Healthcare providers are getting better at accommodating patients who are paying more of their medical bills on their own, but there still a lot of organizations struggling to deal with the new dynamic, according to the results of a survey conducted by the Healthcare Financial Management Association and Navigant Consulting.
Twenty-two percent of the 107 healthcare organizations that participated in the survey said that increased patient responsibility for their healthcare costs are having a significant impact on their operation, down from 40% in 2017. Nearly 20% of organizations said the increased responsibility is having little or no impact, compared with 8% a year ago. Overall, 81% of healthcare revenue cycle management executives believe self-pay patients will impact their organization, down from 92% in 2017.

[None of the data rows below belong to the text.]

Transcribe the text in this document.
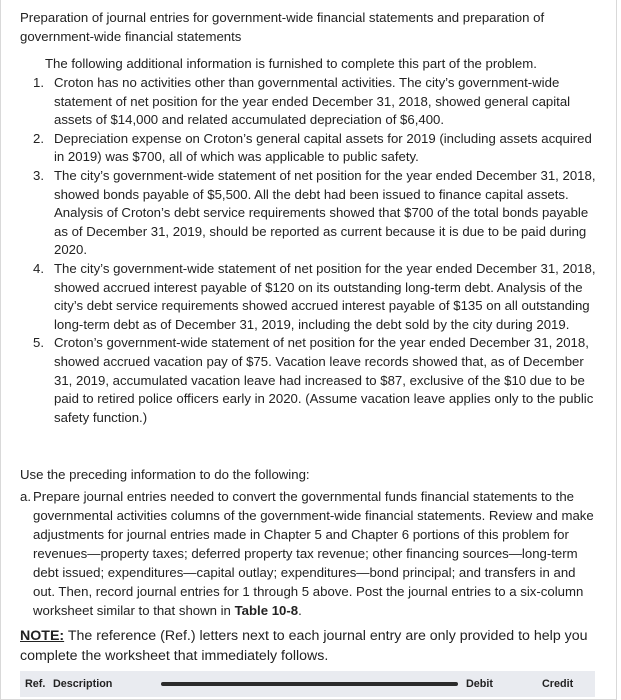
Preparation of journal entries for government-wide financial statements and preparation of government-wide financial statements
The following additional information is furnished to complete this part of the problem.
1. Croton has no activities other than governmental activities. The city’s government-wide statement of net position for the year ended December 31, 2018, showed general capital assets of $14,000 and related accumulated depreciation of $6,400.
2. Depreciation expense on Croton’s general capital assets for 2019 (including assets acquired in 2019) was $700, all of which was applicable to public safety.
3. The city’s government-wide statement of net position for the year ended December 31, 2018, showed bonds payable of $5,500. All the debt had been issued to finance capital assets. Analysis of Croton’s debt service requirements showed that $700 of the total bonds payable as of December 31, 2019, should be reported as current because it is due to be paid during 2020.
4. The city’s government-wide statement of net position for the year ended December 31, 2018, showed accrued interest payable of $120 on its outstanding long-term debt. Analysis of the city’s debt service requirements showed accrued interest payable of $135 on all outstanding long-term debt as of December 31, 2019, including the debt sold by the city during 2019.
5. Croton’s government-wide statement of net position for the year ended December 31, 2018, showed accrued vacation pay of $75. Vacation leave records showed that, as of December 31, 2019, accumulated vacation leave had increased to $87, exclusive of the $10 due to be paid to retired police officers early in 2020. (Assume vacation leave applies only to the public safety function.)
Use the preceding information to do the following:
a. Prepare journal entries needed to convert the governmental funds financial statements to the governmental activities columns of the government-wide financial statements. Review and make adjustments for journal entries made in Chapter 5 and Chapter 6 portions of this problem for revenues—property taxes; deferred property tax revenue; other financing sources—long-term debt issued; expenditures—capital outlay; expenditures—bond principal; and transfers in and out. Then, record journal entries for 1 through 5 above. Post the journal entries to a six-column worksheet similar to that shown in Table 10-8.
NOTE: The reference (Ref.) letters next to each journal entry are only provided to help you complete the worksheet that immediately follows.
Ref. Description	Debit	Credit
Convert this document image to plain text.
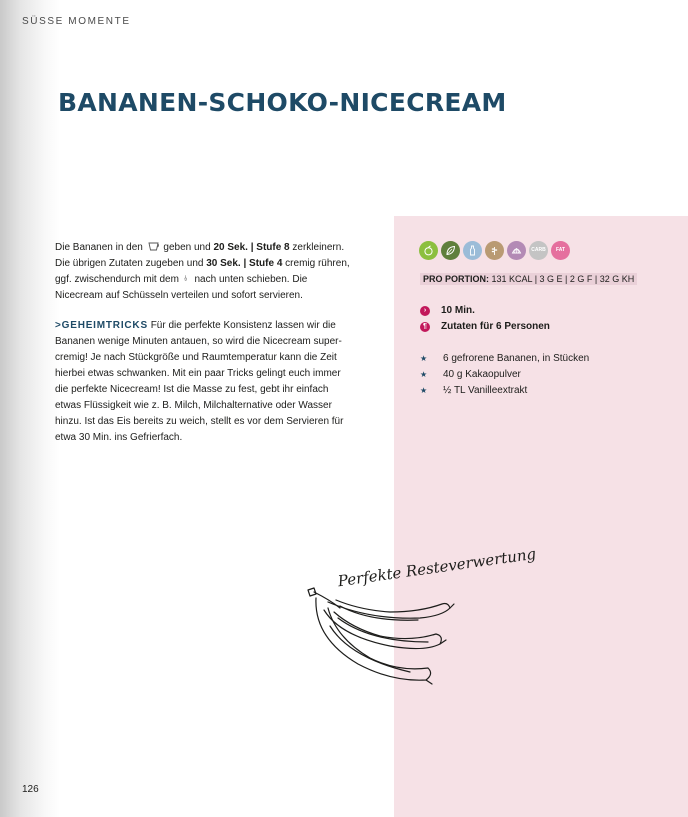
SÜSSE MOMENTE
BANANEN-SCHOKO-NICECREAM
Die Bananen in den  geben und 20 Sek. | Stufe 8 zerkleinern. Die übrigen Zutaten zugeben und 30 Sek. | Stufe 4 cremig rühren, ggf. zwischendurch mit dem  nach unten schieben. Die Nicecream auf Schüsseln verteilen und sofort servieren.
>GEHEIMTRICKS Für die perfekte Konsistenz lassen wir die Bananen wenige Minuten antauen, so wird die Nicecream super-cremig! Je nach Stückgröße und Raumtemperatur kann die Zeit hierbei etwas schwanken. Mit ein paar Tricks gelingt euch immer die perfekte Nicecream! Ist die Masse zu fest, gebt ihr einfach etwas Flüssigkeit wie z. B. Milch, Milchalternative oder Wasser hinzu. Ist das Eis bereits zu weich, stellt es vor dem Servieren für etwa 30 Min. ins Gefrierfach.
CARB FAT
PRO PORTION: 131 KCAL | 3 G E | 2 G F | 32 G KH
›	10 Min.
¶	Zutaten für 6 Personen
★ 6 gefrorene Bananen, in Stücken
★ 40 g Kakaopulver
★ ½ TL Vanilleextrakt
Perfekte Resteverwertung
126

What’s interesting is that more health systems and larger hospitals are expecting a larger impact than hospital groups and smaller hospitals, according to the survey’s results.
“The impact of consumer self-pay on providers will only increase with the popularity of high-deductible health plans and negative changes to the economy,” said James McHugh, a Managing Director at Navigant, in a statement. “Providers must take advantage of opportunities to more holistically educate patients on out-of-pocket costs, predict their propensity to pay as early as possible, and secure alternative payers or financing when needed.”
Improving revenue integrity remained the most popular capability within RCM that organizations are going to focus on during the next 12 months. Self-pay management was fourth on the list.
Nearly 70% of healthcare organizations expect their revenue cycle IT budgets to increase next year, down from 74% a year ago.